15min:
CONTACT TRANSFORMATIONS AND DETERMINABLE PARAMETERS IN SPECTROSCOPIC FITTING HAMILTONIANS.

MIRZA A. MEKHTIEV AND JON T. HOUGEN, Optical Technology Division, National Institute of Standards and Technology, Gaithersburg, MD 20899.

In recent least-squares fits of torsion-rotation spectra of acetaldehyde and methanol it was found possible to adjust more fourth-order parameters than would be expected from traditional contact-transformation considerations. To investigate this discrepancy between theory and practice we have carried out numerical fitting experiments on the simpler three-dimensional asymmetric rotor problem, using J\leq 20 energy levels generated artificially from a full orthorhombic Hamiltonian with quadratic through octic operators in the angular momentum components.
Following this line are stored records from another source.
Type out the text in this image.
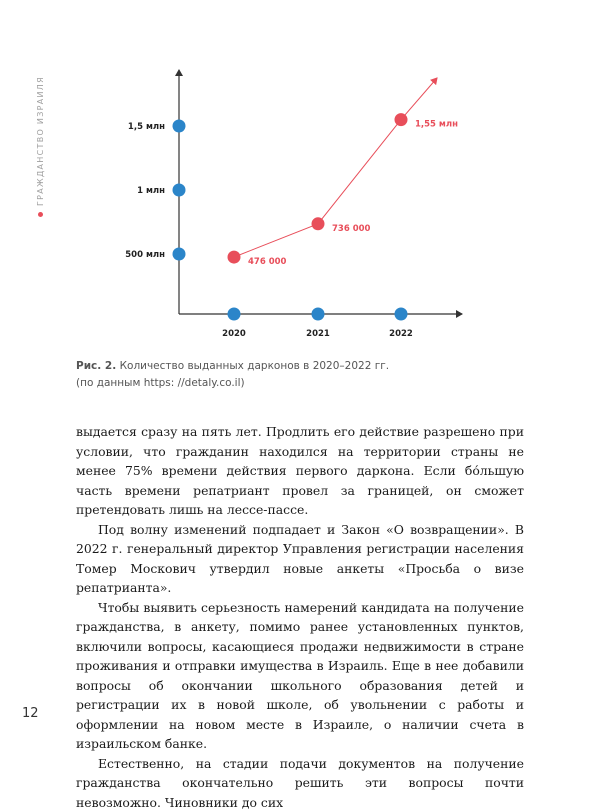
ГРАЖДАНСТВО ИЗРАИЛЯ
500 млн
1 млн
1,5 млн
2020	2021	2022
476 000
736 000
1,55 млн
Рис. 2. Количество выданных дарконов в 2020–2022 гг.
(по данным https: //detaly.co.il)

выдается сразу на пять лет. Продлить его действие разрешено при условии, что гражданин находился на территории страны не менее 75% времени действия первого даркона. Если бо́льшую часть времени репатриант провел за границей, он сможет претендовать лишь на лессе-пассе.

Под волну изменений подпадает и Закон «О возвращении». В 2022 г. генеральный директор Управления регистрации населения Томер Москович утвердил новые анкеты «Просьба о визе репатрианта».

Чтобы выявить серьезность намерений кандидата на получение гражданства, в анкету, помимо ранее установленных пунктов, включили вопросы, касающиеся продажи недвижимости в стране проживания и отправки имущества в Израиль. Еще в нее добавили вопросы об окончании школьного образования детей и регистрации их в новой школе, об увольнении с работы и оформлении на новом месте в Израиле, о наличии счета в израильском банке.

Естественно, на стадии подачи документов на получение гражданства окончательно решить эти вопросы почти невозможно. Чиновники до сих

12
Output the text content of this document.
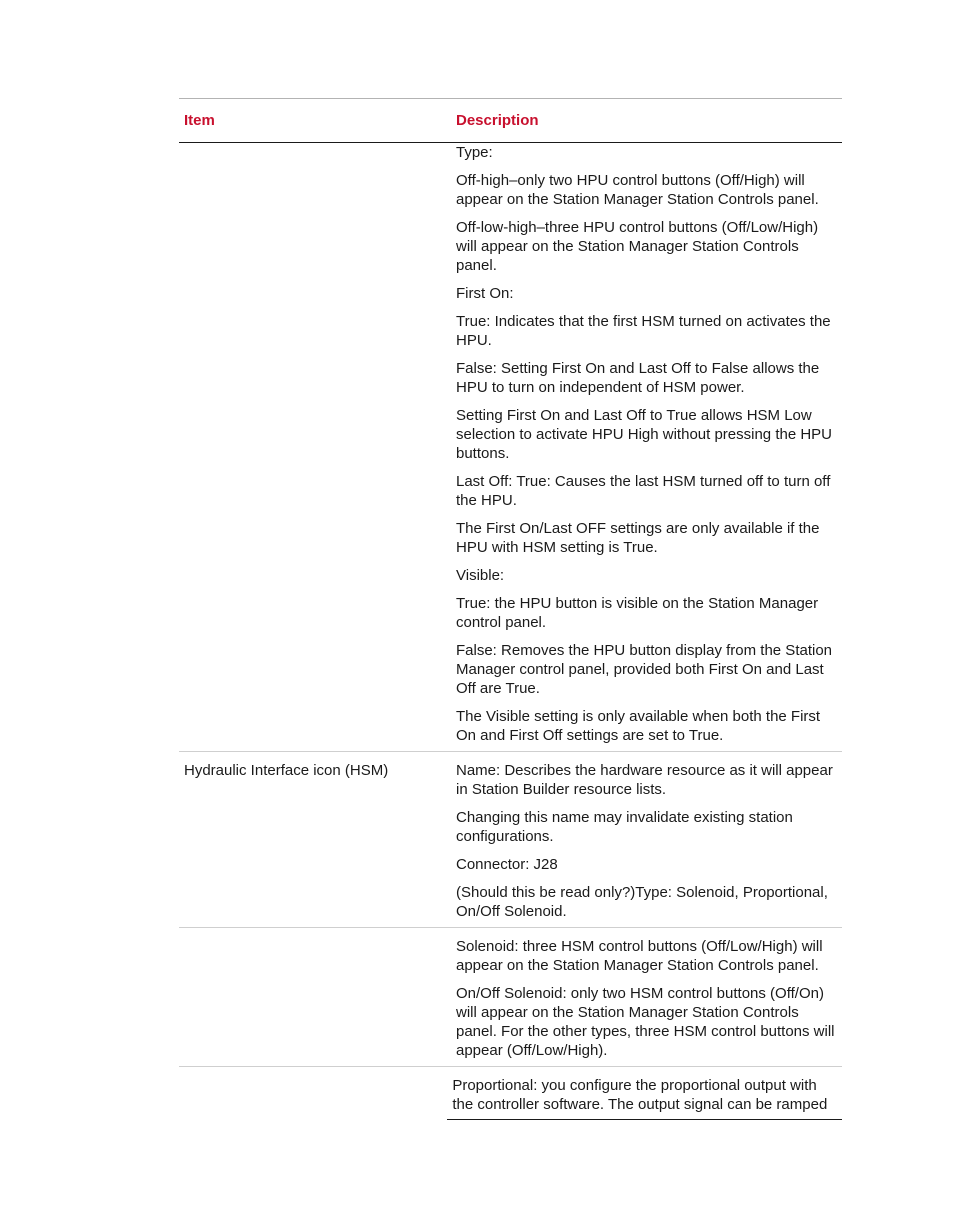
Item	Description

Type:

Off-high–only two HPU control buttons (Off/High) will appear on the Station Manager Station Controls panel.

Off-low-high–three HPU control buttons (Off/Low/High) will appear on the Station Manager Station Controls panel.

First On:

True: Indicates that the first HSM turned on activates the HPU.

False: Setting First On and Last Off to False allows the HPU to turn on independent of HSM power.

Setting First On and Last Off to True allows HSM Low selection to activate HPU High without pressing the HPU buttons.

Last Off: True: Causes the last HSM turned off to turn off the HPU.

The First On/Last OFF settings are only available if the HPU with HSM setting is True.

Visible:

True: the HPU button is visible on the Station Manager control panel.

False: Removes the HPU button display from the Station Manager control panel, provided both First On and Last Off are True.

The Visible setting is only available when both the First On and First Off settings are set to True.

Hydraulic Interface icon (HSM)	Name: Describes the hardware resource as it will appear in Station Builder resource lists.

Changing this name may invalidate existing station configurations.

Connector: J28

(Should this be read only?)Type: Solenoid, Proportional, On/Off Solenoid.

Solenoid: three HSM control buttons (Off/Low/High) will appear on the Station Manager Station Controls panel.

On/Off Solenoid: only two HSM control buttons (Off/On) will appear on the Station Manager Station Controls panel. For the other types, three HSM control buttons will appear (Off/Low/High).

Proportional: you configure the proportional output with the controller software. The output signal can be ramped
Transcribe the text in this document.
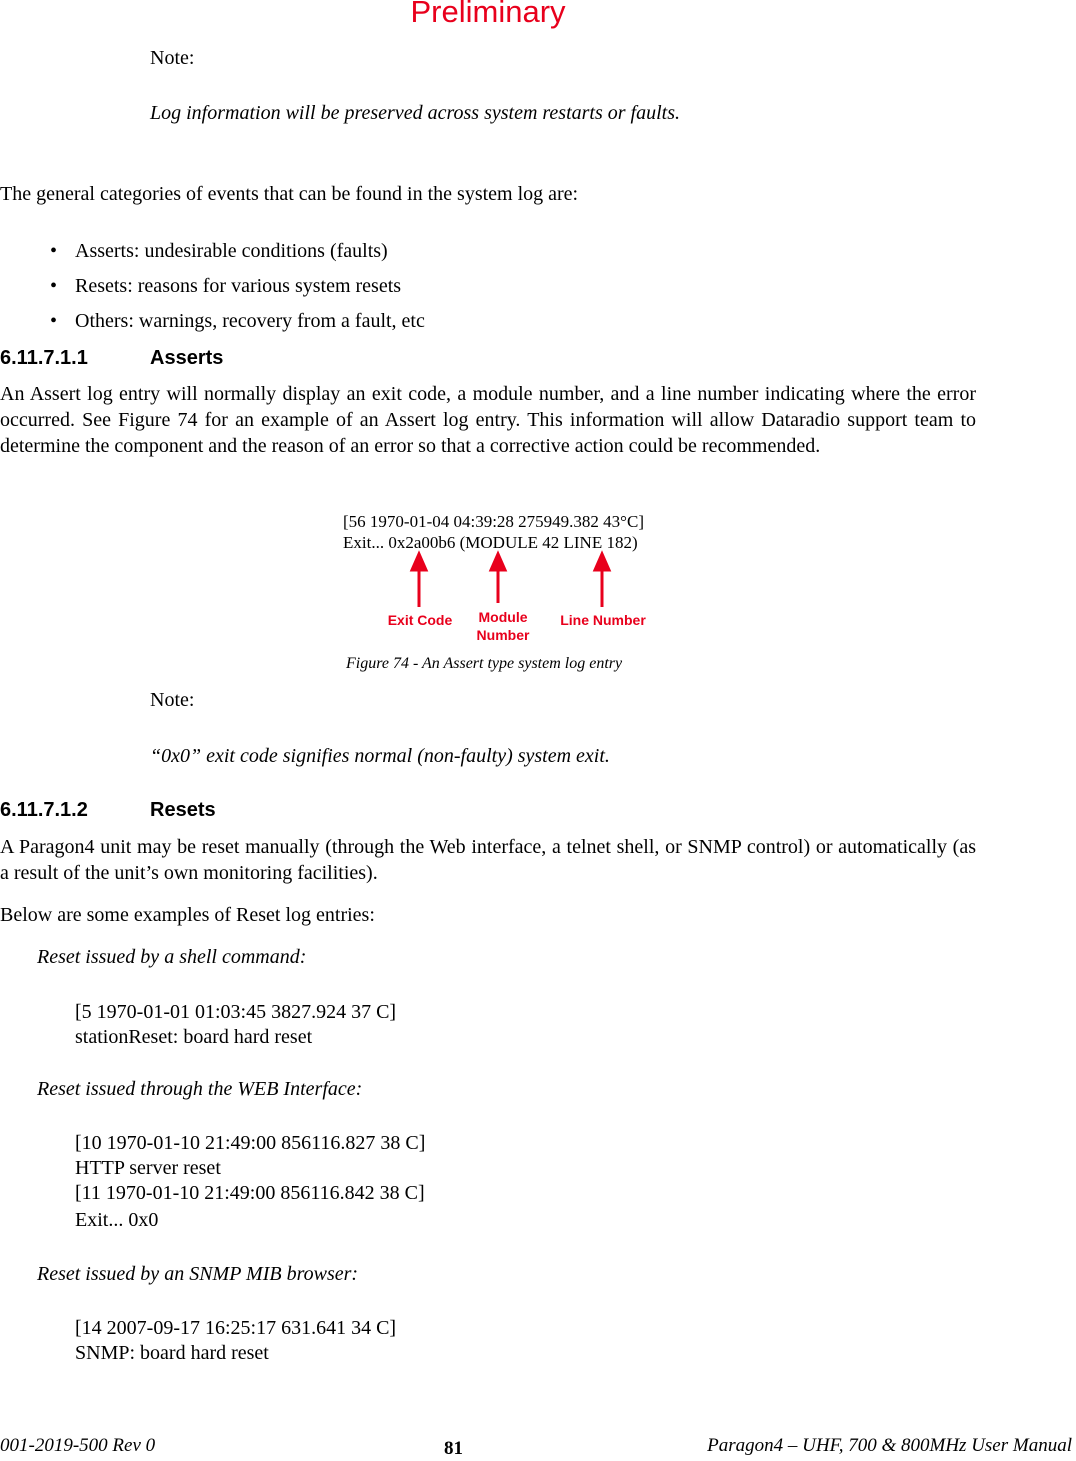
Preliminary
Note:
Log information will be preserved across system restarts or faults.
The general categories of events that can be found in the system log are:
• Asserts: undesirable conditions (faults)
• Resets: reasons for various system resets
• Others: warnings, recovery from a fault, etc
6.11.7.1.1	Asserts
An Assert log entry will normally display an exit code, a module number, and a line number indicating where the error occurred. See Figure 74 for an example of an Assert log entry. This information will allow Dataradio support team to determine the component and the reason of an error so that a corrective action could be recommended.
[56 1970-01-04 04:39:28 275949.382 43°C]
Exit... 0x2a00b6 (MODULE 42 LINE 182)
Exit Code	Module
Number
Line Number
Figure 74 - An Assert type system log entry
Note:
“0x0” exit code signifies normal (non-faulty) system exit.
6.11.7.1.2	Resets
A Paragon4 unit may be reset manually (through the Web interface, a telnet shell, or SNMP control) or automatically (as a result of the unit’s own monitoring facilities).
Below are some examples of Reset log entries:
Reset issued by a shell command:
[5 1970-01-01 01:03:45 3827.924 37 C]
stationReset: board hard reset
Reset issued through the WEB Interface:
[10 1970-01-10 21:49:00 856116.827 38 C]
HTTP server reset
[11 1970-01-10 21:49:00 856116.842 38 C]
Exit... 0x0
Reset issued by an SNMP MIB browser:
[14 2007-09-17 16:25:17 631.641 34 C]
SNMP: board hard reset
001-2019-500 Rev 0	81	Paragon4 – UHF, 700 & 800MHz User Manual
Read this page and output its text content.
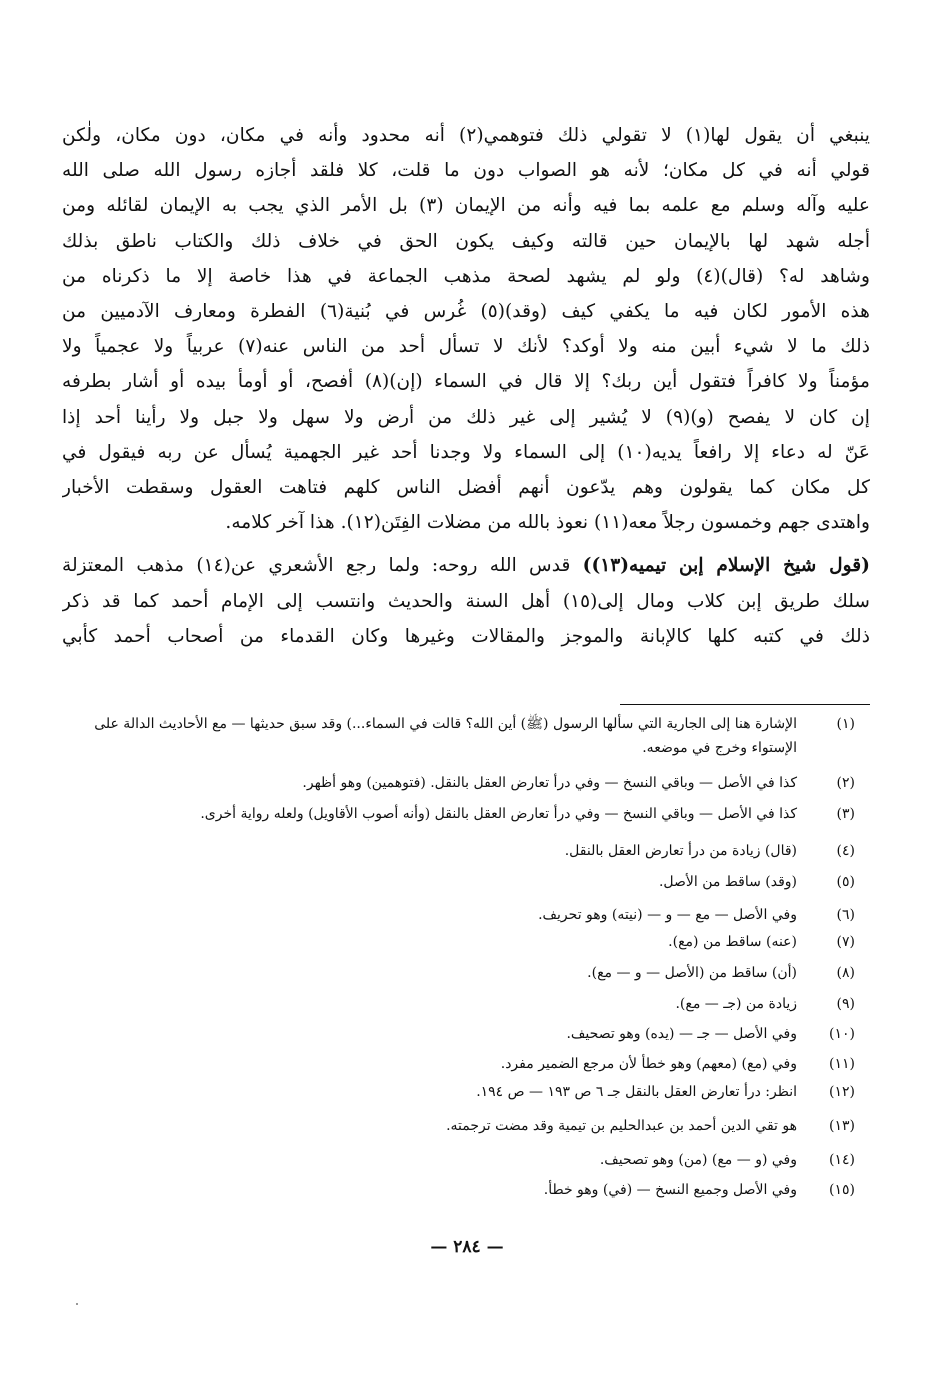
ينبغي أن يقول لها(١) لا تقولي ذلك فتوهمي(٢) أنه محدود وأنه في مكان، دون مكان، ولٰكن
قولي أنه في كل مكان؛ لأنه هو الصواب دون ما قلت، كلا فلقد أجازه رسول الله صلى الله
عليه وآله وسلم مع علمه بما فيه وأنه من الإيمان (٣) بل الأمر الذي يجب به الإيمان لقائله ومن
أجله شهد لها بالإيمان حين قالته وكيف يكون الحق في خلاف ذلك والكتاب ناطق بذلك
وشاهد له؟ (قال)(٤) ولو لم يشهد لصحة مذهب الجماعة في هذا خاصة إلا ما ذكرناه من
هذه الأمور لكان فيه ما يكفي كيف (وقد)(٥) غُرس في بُنية(٦) الفطرة ومعارف الآدميين من
ذلك ما لا شيء أبين منه ولا أوكد؟ لأنك لا تسأل أحد من الناس عنه(٧) عربياً ولا عجمياً ولا
مؤمناً ولا كافراً فتقول أين ربك؟ إلا قال في السماء (إن)(٨) أفصح، أو أومأ بيده أو أشار بطرفه
إن كان لا يفصح (و)(٩) لا يُشير إلى غير ذلك من أرض ولا سهل ولا جبل ولا رأينا أحد إذا
عَنّ له دعاء إلا رافعاً يديه(١٠) إلى السماء ولا وجدنا أحد غير الجهمية يُسأل عن ربه فيقول في
كل مكان كما يقولون وهم يدّعون أنهم أفضل الناس كلهم فتاهت العقول وسقطت الأخبار
واهتدى جهم وخمسون رجلاً معه(١١) نعوذ بالله من مضلات الفِتَن(١٢). هذا آخر كلامه.

(قول شيخ الإسلام إبن تيميه(١٣)) قدس الله روحه: ولما رجع الأشعري عن(١٤) مذهب المعتزلة
سلك طريق إبن كلاب ومال إلى(١٥) أهل السنة والحديث وانتسب إلى الإمام أحمد كما قد ذكر
ذلك في كتبه كلها كالإبانة والموجز والمقالات وغيرها وكان القدماء من أصحاب أحمد كأبي

(١)
الإشارة هنا إلى الجارية التي سألها الرسول (ﷺ) أين الله؟ قالت في السماء...) وقد سبق حديثها — مع الأحاديث الدالة على الإستواء وخرج في موضعه.
(٢)
كذا في الأصل — وباقي النسخ — وفي درأ تعارض العقل بالنقل. (فتوهمين) وهو أظهر.
(٣)
كذا في الأصل — وباقي النسخ — وفي درأ تعارض العقل بالنقل (وأنه أصوب الأقاويل) ولعله رواية أخرى.
(٤)
(قال) زيادة من درأ تعارض العقل بالنقل.
(٥)
(وقد) ساقط من الأصل.
(٦)
وفي الأصل — مع — و — (نيته) وهو تحريف.
(٧)
(عنه) ساقط من (مع).
(٨)
(أن) ساقط من (الأصل — و — مع).
(٩)
زيادة من (جـ — مع).
(١٠)
وفي الأصل — جـ — (يده) وهو تصحيف.
(١١)
وفي (مع) (معهم) وهو خطأ لأن مرجع الضمير مفرد.
(١٢)
انظر: درأ تعارض العقل بالنقل جـ ٦ ص ١٩٣ — ص ١٩٤.
(١٣)
هو تقي الدين أحمد بن عبدالحليم بن تيمية وقد مضت ترجمته.
(١٤)
وفي (و — مع) (من) وهو تصحيف.
(١٥)
وفي الأصل وجميع النسخ — (في) وهو خطأ.
— ٢٨٤ —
Results are analyzed using the condition number \kappa of the least-squares matrix, which is a measure of its invertibility in the presence of round-off and other errors. When \kappa is very large, parameters must be removed from the fit until \kappa becomes acceptably small, corresponding to procedures which lead to reduced Hamiltonians in molecular spectroscopy. We find that under certain circumstances \kappa can be decreased to an acceptable level for Hamiltonians which are only partially reduced when compared to Watson A and S reductions. Some insight into this behavior is obtained from classical mechanics and from the concept of delayed contact transformations. Our attempts to transfer this understanding to the four-dimensional methyl-top internal rotor problem are complicated by the fact that both order-of-magnitude considerations and commutation relations are somewhat different.